What if I change my mind about using a CC license?
CC licenses are not revocable. Once something has been published under a CC 
license, licensees may continue using it according to the license terms for the 
duration of applicable copyright and similar rights. As a licensor, you may 
stop distributing under the CC license at any time, but anyone who has access 
to a copy of the material may continue to redistribute it under the CC license 
terms. While you cannot revoke the license, CC licenses do provide a 
mechanism<https://wiki.creativecommons.org/Frequently_Asked_Questions#What_can_I_do_if_I_offer_my_work_under_a_Creative_Commons_license_and_I_do_not_like_the_way_someone_uses_my_work.3F>
 for licensors to ask that others using their material remove the attribution 
information. You should think carefully before choosing a Creative Commons 
license<https://wiki.creativecommons.org/Considerations_for_licensors_and_licensees>.

David


On 8 Apr 2015, at 19:26, Heather Morrison 
<heather.morri...@uottawa.ca<mailto:heather.morri...@uottawa.ca>> wrote:

hi David,

On 2015-04-08, at 12:47 PM, David Prosser wrote:

Hi Heather

OK, so let’s take your specific example.  Every open access paper in PMC is 
mirrored in Europe PubMed Central.  So our publisher not only has to get PMC 
switched off, but Europe PMC as well.  Oh, and PMC Canada.  I suspect that the 
moment that it is suspected that any publisher is trying to get all three sites 
shut down, through a massive lobbying operation on multiple national 
governments and private trusts (the funders of the three sites), somebody (and 
I would put money on Peter Murray Rust being first in line) will download the 
entire corpus and make it available.  And there is nothing anybody can do to 
stop that somebody.

PMC-International is a very good thing for the future of open access, and I 
advise all countries to set up mirror sites and actively participate in 
PMC-International.

There is nothing to stop anyone from lobbying in more than one country or 
region at a time. The push for austerity / structural adjustment / 
privatization of public services over recent decades has been global in scope. 
Right wing governments in North America are very receptive to arguments for 
cuts to public services and privatization of public services. I cannot speak 
for Europe except to note that at least a few countries (Greece, Spain, UK) 
either are going through, or have recently gone through, austerity measures.

In this scenario (lobbying to remove funding for PMC) someone downloading the 
corpus for re-release as open access would be a good thing. I have not 
investigated the cost of providing an equivalent service. Can anyone advise as 
to the costs and/or resources necessary for an individual downloading all of 
PMC to provide OA services to the world, or how this might work? My perspective 
is that if most works are licensing under the NIH fair-use public access 
approach rather than CC-BY this would avoid the temptation to re-enclose, and 
that is much simpler than trying to re-create the system.

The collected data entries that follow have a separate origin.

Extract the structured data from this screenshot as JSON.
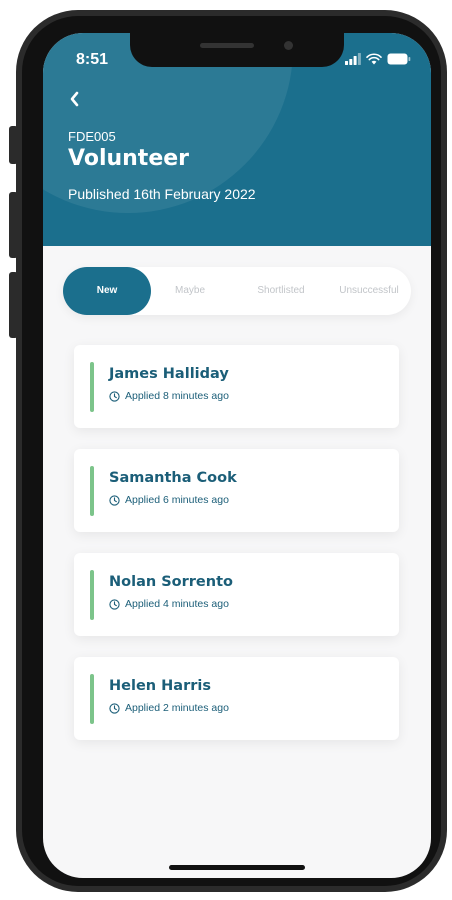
{
  "status_bar": {
    "time": "8:51",
    "icons": [
      "signal-icon",
      "wifi-icon",
      "battery-icon"
    ]
  },
  "header": {
    "back_icon": "chevron-left-icon",
    "code": "FDE005",
    "title": "Volunteer",
    "published": "Published 16th February 2022",
    "color": "#1b6f8d"
  },
  "tabs": [
    {
      "label": "New",
      "active": true
    },
    {
      "label": "Maybe",
      "active": false
    },
    {
      "label": "Shortlisted",
      "active": false
    },
    {
      "label": "Unsuccessful",
      "active": false
    }
  ],
  "applicants": [
    {
      "name": "James Halliday",
      "applied": "Applied 8 minutes ago"
    },
    {
      "name": "Samantha Cook",
      "applied": "Applied 6 minutes ago"
    },
    {
      "name": "Nolan Sorrento",
      "applied": "Applied 4 minutes ago"
    },
    {
      "name": "Helen Harris",
      "applied": "Applied 2 minutes ago"
    }
  ],
  "colors": {
    "accent": "#1b6f8d",
    "name_text": "#1b5e78",
    "status_bar_green": "#7cc48a",
    "inactive_tab": "#c2c5c9"
  }
}
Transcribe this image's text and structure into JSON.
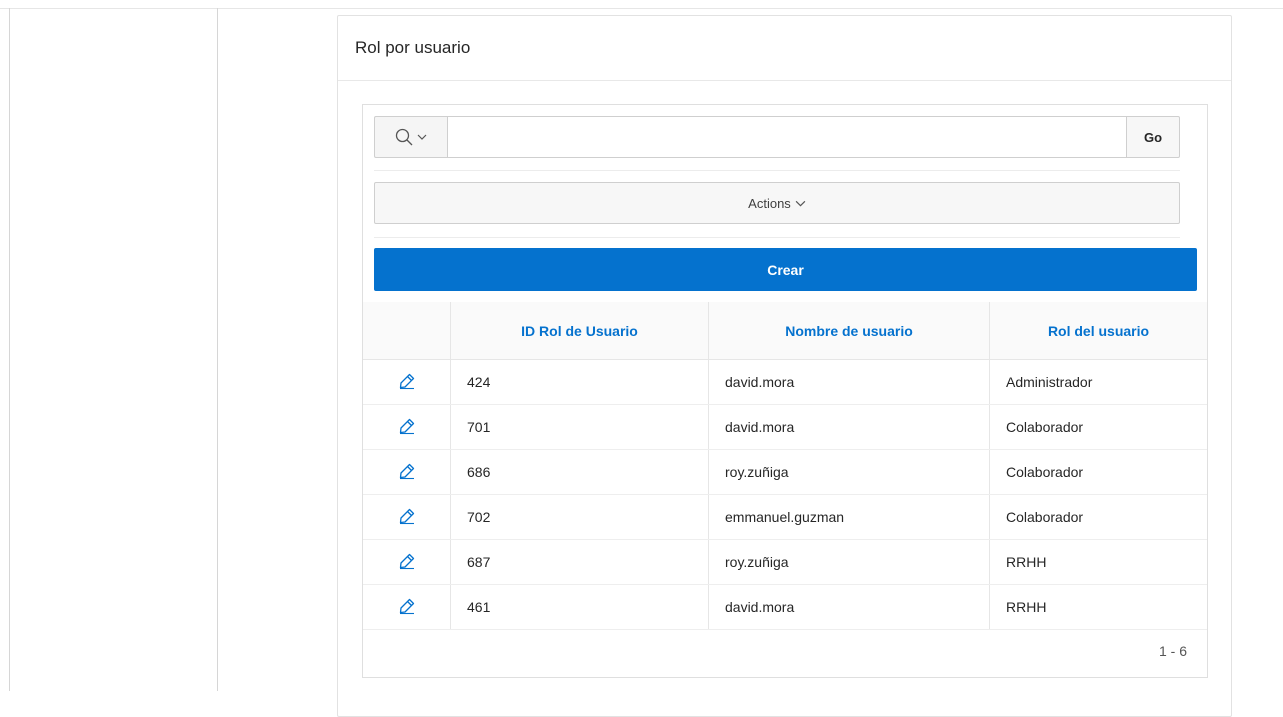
{
  "region": {
    "title": "Rol por usuario"
  },
  "toolbar": {
    "search_value": "",
    "go_label": "Go",
    "actions_label": "Actions",
    "create_label": "Crear"
  },
  "table": {
    "headers": [
      "",
      "ID Rol de Usuario",
      "Nombre de usuario",
      "Rol del usuario"
    ],
    "rows": [
      {
        "id": "424",
        "user": "david.mora",
        "rol": "Administrador"
      },
      {
        "id": "701",
        "user": "david.mora",
        "rol": "Colaborador"
      },
      {
        "id": "686",
        "user": "roy.zuñiga",
        "rol": "Colaborador"
      },
      {
        "id": "702",
        "user": "emmanuel.guzman",
        "rol": "Colaborador"
      },
      {
        "id": "687",
        "user": "roy.zuñiga",
        "rol": "RRHH"
      },
      {
        "id": "461",
        "user": "david.mora",
        "rol": "RRHH"
      }
    ]
  },
  "pagination": {
    "label": "1 - 6"
  },
  "icons": {
    "search": "search-icon",
    "chevron": "chevron-down-icon",
    "edit": "edit-icon"
  },
  "colors": {
    "accent": "#0572ce",
    "header_text": "#0572ce"
  }
}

The danger is greater when the CC-BY license is in the hands of a company that 
holds some or all of the rights under copyright. For example, if a fee is paid 
to Elsevier, Wiley, etc. to publish a work as CC-BY, there is nothing in the 
CC-BY license per se that would prevent the companies from reverting to All 
Rights Reserved or other more restrictive licenses. This could happen even if 
the author retains copyright, because author copyright retention can co-exist 
with transfer of virtually all rights to a publisher (some license-to-publish 
approaches are very much like this). Authors could in theory negotiate 
publishing contracts to prevent this; but don't expect the industry to develop 
this.

Is this true?  Legal experts will need to help me, but looking at the current 
CC-BY code I note (https://creativecommons.org/licenses/by/4.0/legalcode):


Section 2 – Scope.

1.  License grant.
   *   Subject to the terms and conditions of this Public License, the Licensor 
hereby grants You a worldwide, royalty-free, non-sublicensable, non-exclusive, 
irrevocable license to exercise the Licensed Rights in the Licensed Material to:
      *   reproduce and Share the Licensed Material, in whole or in part; and
      *   produce, reproduce, and Share Adapted Material.

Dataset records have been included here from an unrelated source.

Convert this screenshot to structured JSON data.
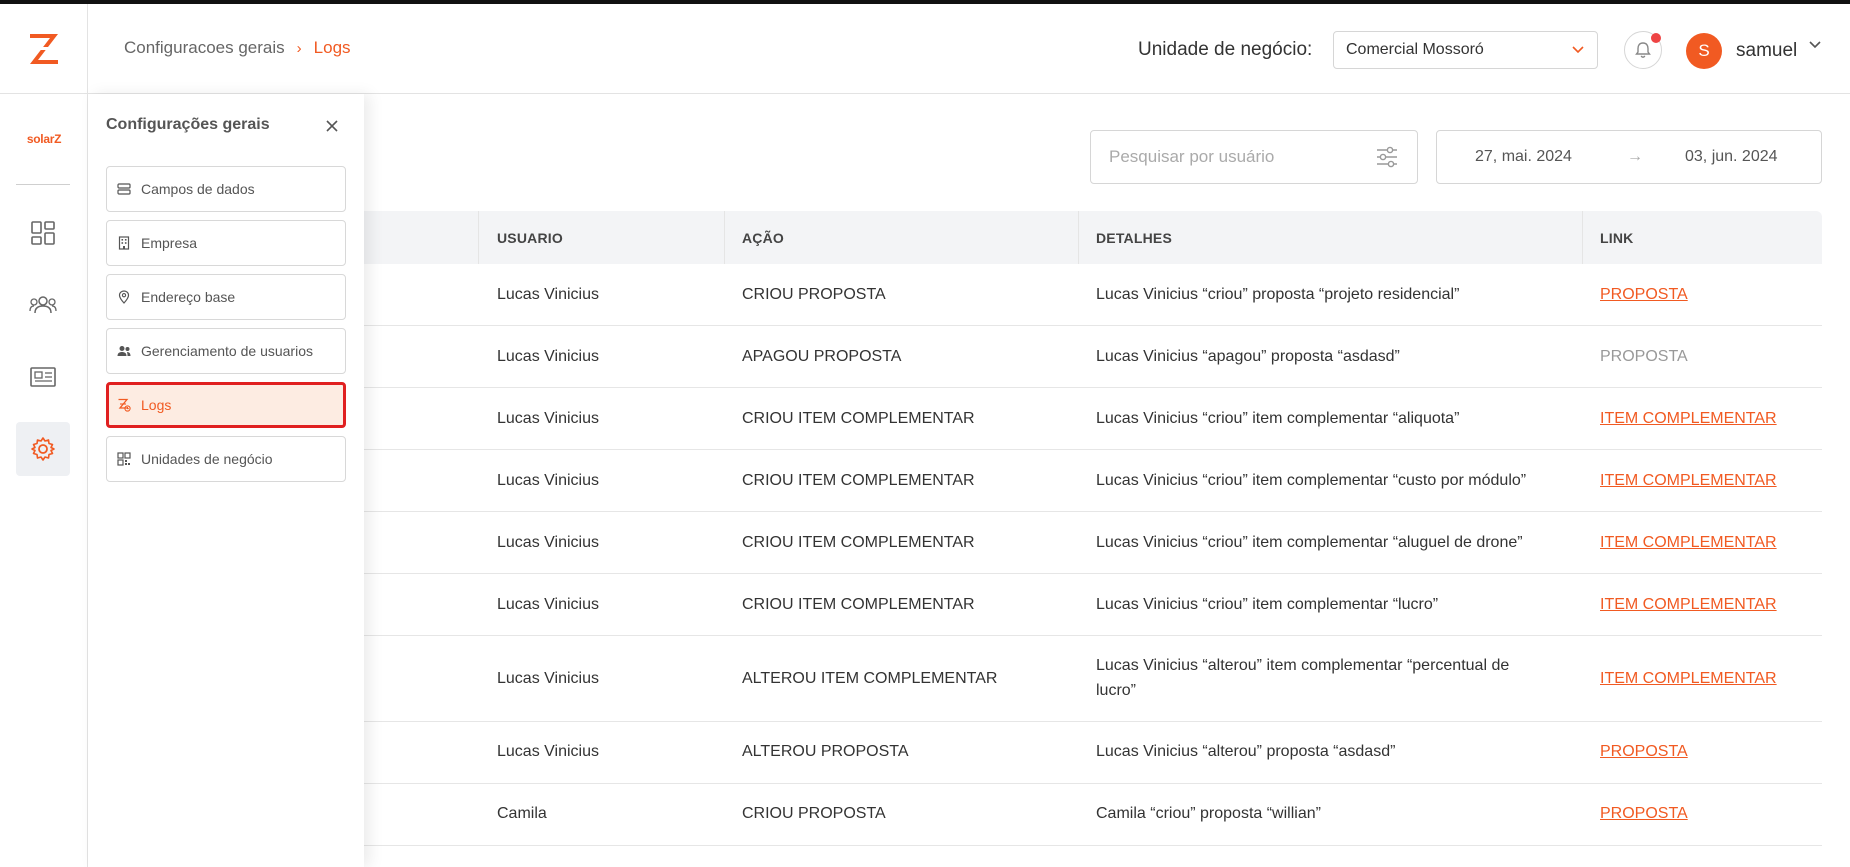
{
  "colors": {
    "brand": "#F15A22",
    "danger": "#e02020"
  },
  "header": {
    "crumbs": [
      "Configuracoes gerais",
      "Logs"
    ],
    "crumb_separator": "›",
    "business_unit_label": "Unidade de negócio:",
    "business_unit_value": "Comercial Mossoró",
    "user_initial": "S",
    "user_name": "samuel"
  },
  "leftnav": {
    "brand_text": "solarZ",
    "items": [
      "dashboard-icon",
      "users-group-icon",
      "newspaper-icon",
      "settings-icon"
    ],
    "active_item": "settings-icon"
  },
  "panel": {
    "title": "Configurações gerais",
    "items": [
      {
        "label": "Campos de dados",
        "icon": "stack-icon"
      },
      {
        "label": "Empresa",
        "icon": "building-icon"
      },
      {
        "label": "Endereço base",
        "icon": "location-pin-icon"
      },
      {
        "label": "Gerenciamento de usuarios",
        "icon": "users-icon"
      },
      {
        "label": "Logs",
        "icon": "logs-icon",
        "active": true
      },
      {
        "label": "Unidades de negócio",
        "icon": "grid-icon"
      }
    ]
  },
  "filters": {
    "search_placeholder": "Pesquisar por usuário",
    "date_from": "27, mai. 2024",
    "date_arrow": "→",
    "date_to": "03, jun. 2024"
  },
  "table": {
    "headers": [
      "USUARIO",
      "AÇÃO",
      "DETALHES",
      "LINK"
    ],
    "rows": [
      {
        "user": "Lucas Vinicius",
        "action": "CRIOU PROPOSTA",
        "details": "Lucas Vinicius “criou” proposta “projeto residencial”",
        "link": "PROPOSTA",
        "link_enabled": true
      },
      {
        "user": "Lucas Vinicius",
        "action": "APAGOU PROPOSTA",
        "details": "Lucas Vinicius “apagou” proposta “asdasd”",
        "link": "PROPOSTA",
        "link_enabled": false
      },
      {
        "user": "Lucas Vinicius",
        "action": "CRIOU ITEM COMPLEMENTAR",
        "details": "Lucas Vinicius “criou” item complementar “aliquota”",
        "link": "ITEM COMPLEMENTAR",
        "link_enabled": true
      },
      {
        "user": "Lucas Vinicius",
        "action": "CRIOU ITEM COMPLEMENTAR",
        "details": "Lucas Vinicius “criou” item complementar “custo por módulo”",
        "link": "ITEM COMPLEMENTAR",
        "link_enabled": true
      },
      {
        "user": "Lucas Vinicius",
        "action": "CRIOU ITEM COMPLEMENTAR",
        "details": "Lucas Vinicius “criou” item complementar “aluguel de drone”",
        "link": "ITEM COMPLEMENTAR",
        "link_enabled": true
      },
      {
        "user": "Lucas Vinicius",
        "action": "CRIOU ITEM COMPLEMENTAR",
        "details": "Lucas Vinicius “criou” item complementar “lucro”",
        "link": "ITEM COMPLEMENTAR",
        "link_enabled": true
      },
      {
        "user": "Lucas Vinicius",
        "action": "ALTEROU ITEM COMPLEMENTAR",
        "details": "Lucas Vinicius “alterou” item complementar “percentual de lucro”",
        "link": "ITEM COMPLEMENTAR",
        "link_enabled": true
      },
      {
        "user": "Lucas Vinicius",
        "action": "ALTEROU PROPOSTA",
        "details": "Lucas Vinicius “alterou” proposta “asdasd”",
        "link": "PROPOSTA",
        "link_enabled": true
      },
      {
        "user": "Camila",
        "action": "CRIOU PROPOSTA",
        "details": "Camila “criou” proposta “willian”",
        "link": "PROPOSTA",
        "link_enabled": true
      }
    ]
  }
}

Once the paper has been offered under a CC-BY license that license is 
‘irrevocable’.  Does ‘irrevocable’ not mean what I think it does?  Further, 
also under Scope:

The License is granted by the Licensor. Once the licensee has a copy of a CC-BY 
licensed work, the license is irrevocable. However, the Licensor has every 
right to change their mind, take down the CC-BY licensed work and replace it 
with a work with a more restrictive license. To understand whether a publisher 
has the rights of the Licensor, it is necessary to consider the contract 
(written or implied) between author and publisher.

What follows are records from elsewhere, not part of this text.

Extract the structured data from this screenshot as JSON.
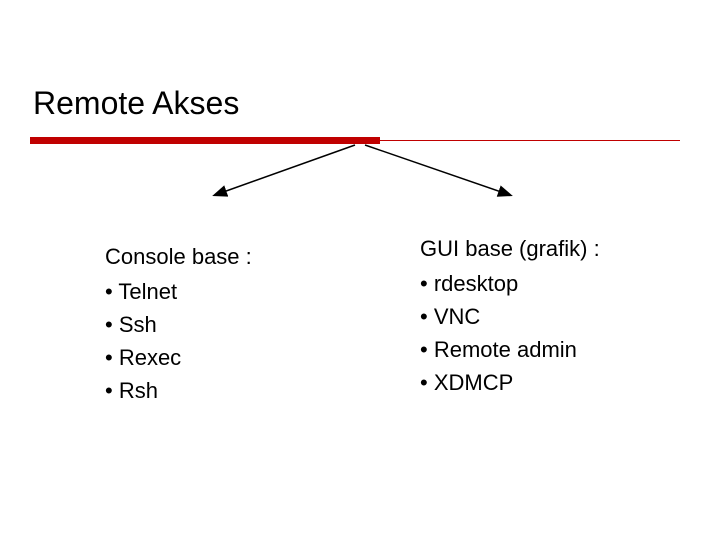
{
  "title": "Remote Akses",
  "left": {
    "heading": "Console base :",
    "items": [
      "Telnet",
      "Ssh",
      "Rexec",
      "Rsh"
    ]
  },
  "right": {
    "heading": "GUI base (grafik) :",
    "items": [
      "rdesktop",
      "VNC",
      "Remote admin",
      "XDMCP"
    ]
  }
}
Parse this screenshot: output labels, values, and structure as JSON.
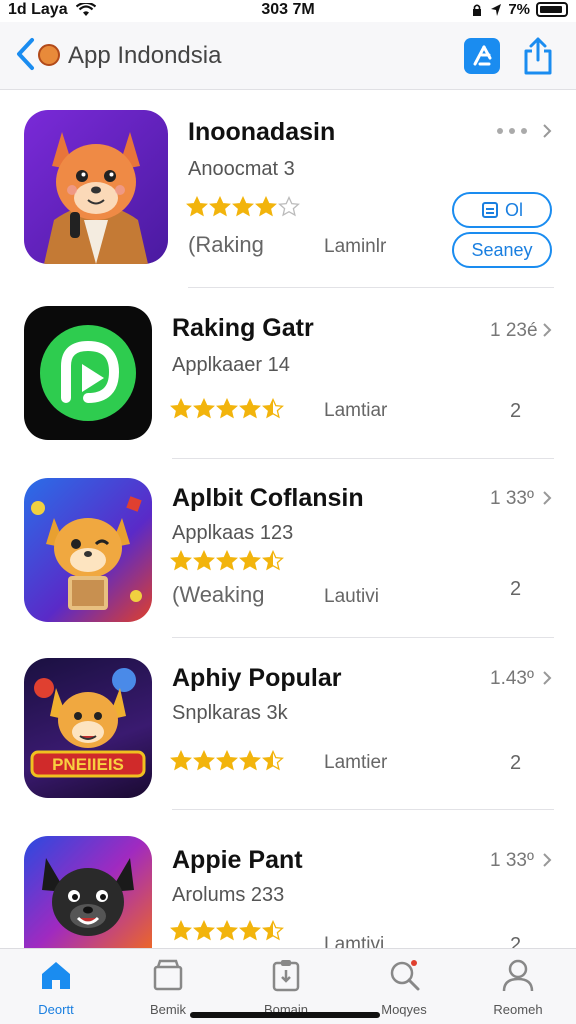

I'm not a lawyer either but before going into academia, I had more than a 
decade's experience as a professional librarian negotiating contracts 
(including terms and conditions) for licensed resources for multiple libraries 
at provincial and sometimes national levels. I do have some training in this, 
and my experience is that this work requires some knowledge of how contracts 
works (much of the basics here were covered in the CLIR/DLF model license long 
ago), but the knowledge of how people buy, sell, and use electronic resources 
is also essential.



*   5. Downstream recipients.
   *   Offer from the Licensor – Licensed Material. Every recipient of the 
Licensed Material automatically receives an offer from the Licensor to exercise 
the Licensed Rights under the terms and conditions of this Public License.
   *   No downstream restrictions. You may not offer or impose any additional 
or different terms or conditions on, or apply any Effective Technological 
Measures to, the Licensed Material if doing so restricts exercise of the 
Licensed Rights by any recipient of the Licensed Material.

5.B means again, once issued under a CC-BY license you can’t add new licensing 
terms on top.

2.5.B. refers to downstream recipients. As above, this does not apply to a 
Licensor who changes their mind, takes down a CC-BY licensed work and replaces 
it with a version with a more restrictive license. The phrase "not offer any 
additional or different terms or conditions" applies to the legal terms and 
conditions; this would not prevent anyone from selling the work (terms, 
conditions and technological measures that one encounters before getting to the 
work).

It is not clear to me whether this section refers to Adapted Works. Section 3. 
A. v. refers (in the context of adapted works), to:
"a URI or hyperlink to the Licensed Material to the extent reasonably 
practicable";

Why does this matter? One interpretation is that someone can take a CC-BY 
licensed work and use it to create another work under a different license to 
exploit for commercial purposes. The downstream user cannot interfere with the 
rights of other downstream users to the original licensed work, however this 
means the original licensed work not the re-used work. For example, if I upload 
a picture to flickr and license it CC-BY, someone can take the picture, alter 
it and use it as the cover illustration for an e-book that they are offering 
for sale; they have no obligation to use the CC-BY license for their work, but 
they have an obligation to try to link to my flickr picture so that others can 
make use of their rights under CC-BY. This will work only as long as flickr 
continues to exist, as a free service, does not change their URLs, and I do not 
change my mind, remove the picture or change the license in the meantime.